Alguém pode alegar que as minhas energias estão concentradas em coisas miúdas. Concordo. A vida no isolamento social é isso mesmo, um conjunto de banalidades. Assim como a poesia, esses elementos são essenciais para manter a sanidade. Como complemento, gosto da monotonia, porque sempre há a possibilidade de mandar tudo para a Cochinchina (um eufemismo que minha mãe usava nos momentos de cólera). A estabilidade é a porta de entrada para as contravenções – e isso me anima. Ao mesmo tempo, estimula o postergar – que é um verbo muito ao meu gosto.

Meu plano para 2020 não poderia ser mais prosaico: quero continuar vivendo. Se a meia dúzia de pessoas de quem gosto seguir esse projeto, ficarei ainda mais contente.

(Parêntese necessário: tenho afeto por muito mais do que seis pessoas, mas, para manter as características do personagem que interpreto, convém evitar ser confundido com alguém simpático e gentil).

Não tenho (e não quero ter) alcance para consertar (concertar, também) o mundo com ações épicas, gestos grandiosos e batalhas contra moinhos de vento. O tempo dos heróis ficou preso nas páginas de Os Três Mosqueteiros (Alexandre Dumas) e de Scaramouche (Rafael Sabatini), entre outros clássicos literários. O que me restou como costume ordinário foi o uso da ironia e, aqui e ali, algumas piadas de gosto duvidoso. Não é muito, admito. É a parte que me cabe neste latifúndio.

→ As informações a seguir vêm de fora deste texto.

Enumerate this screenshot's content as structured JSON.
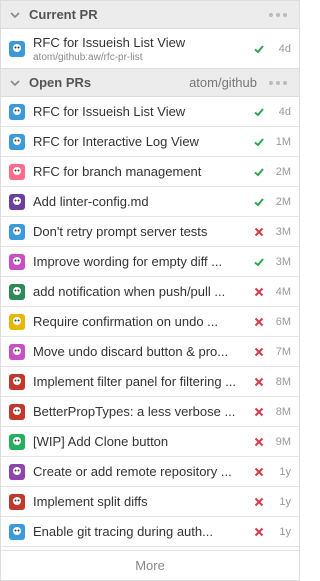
{
  "current_pr": {
    "header": "Current PR",
    "title": "RFC for Issueish List View",
    "branch": "atom/github:aw/rfc-pr-list",
    "status": "success",
    "age": "4d",
    "avatar_color": "#3b9ad9"
  },
  "open_prs": {
    "header": "Open PRs",
    "repo": "atom/github",
    "items": [
      {
        "title": "RFC for Issueish List View",
        "status": "success",
        "age": "4d",
        "avatar_color": "#3b9ad9"
      },
      {
        "title": "RFC for Interactive Log View",
        "status": "success",
        "age": "1M",
        "avatar_color": "#3b9ad9"
      },
      {
        "title": "RFC for branch management",
        "status": "success",
        "age": "2M",
        "avatar_color": "#ff6b8a"
      },
      {
        "title": "Add linter-config.md",
        "status": "success",
        "age": "2M",
        "avatar_color": "#6b3fa0"
      },
      {
        "title": "Don't retry prompt server tests",
        "status": "failure",
        "age": "3M",
        "avatar_color": "#3b9ad9"
      },
      {
        "title": "Improve wording for empty diff ...",
        "status": "success",
        "age": "3M",
        "avatar_color": "#c94fc4"
      },
      {
        "title": "add notification when push/pull ...",
        "status": "failure",
        "age": "4M",
        "avatar_color": "#2e8b57"
      },
      {
        "title": "Require confirmation on undo ...",
        "status": "failure",
        "age": "6M",
        "avatar_color": "#e6b800"
      },
      {
        "title": "Move undo discard button & pro...",
        "status": "failure",
        "age": "7M",
        "avatar_color": "#c94fc4"
      },
      {
        "title": "Implement filter panel for filtering ...",
        "status": "failure",
        "age": "8M",
        "avatar_color": "#c0392b"
      },
      {
        "title": "BetterPropTypes: a less verbose ...",
        "status": "failure",
        "age": "8M",
        "avatar_color": "#c0392b"
      },
      {
        "title": "[WIP] Add Clone button",
        "status": "failure",
        "age": "9M",
        "avatar_color": "#27ae60"
      },
      {
        "title": "Create or add remote repository ...",
        "status": "failure",
        "age": "1y",
        "avatar_color": "#8e44ad"
      },
      {
        "title": "Implement split diffs",
        "status": "failure",
        "age": "1y",
        "avatar_color": "#c0392b"
      },
      {
        "title": "Enable git tracing during auth...",
        "status": "failure",
        "age": "1y",
        "avatar_color": "#3b9ad9"
      }
    ]
  },
  "more_label": "More",
  "colors": {
    "success": "#2ea44f",
    "failure": "#d73a49"
  }
}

Hoje, no final da manhã, depois de alguns dias de chuva e frio, o sol apareceu no horizonte com timidez e desfaçatez. Uma ou duas horas foi o tempo com que me iludi. O vento se encarregou de levar o calor embora e tingiu a cidade – mais uma vez – de cinza (essa cor melancólica). Na sacada do apartamento, caneca de chá na mão, fiquei pensando em quanto é bom morar em um vilarejo do interior de um estado do interior, lugar onde a natureza costuma ser um espetáculo ininterrupto. Evidentemente, não vou escrever poemas elegíacos sobre esse tema (deus me livre!), mas a sensação estética provoca prazer substantivo.

É isso. As trivialidades possuem o aspecto de bilhete premiado da loteria. Tenho sorte.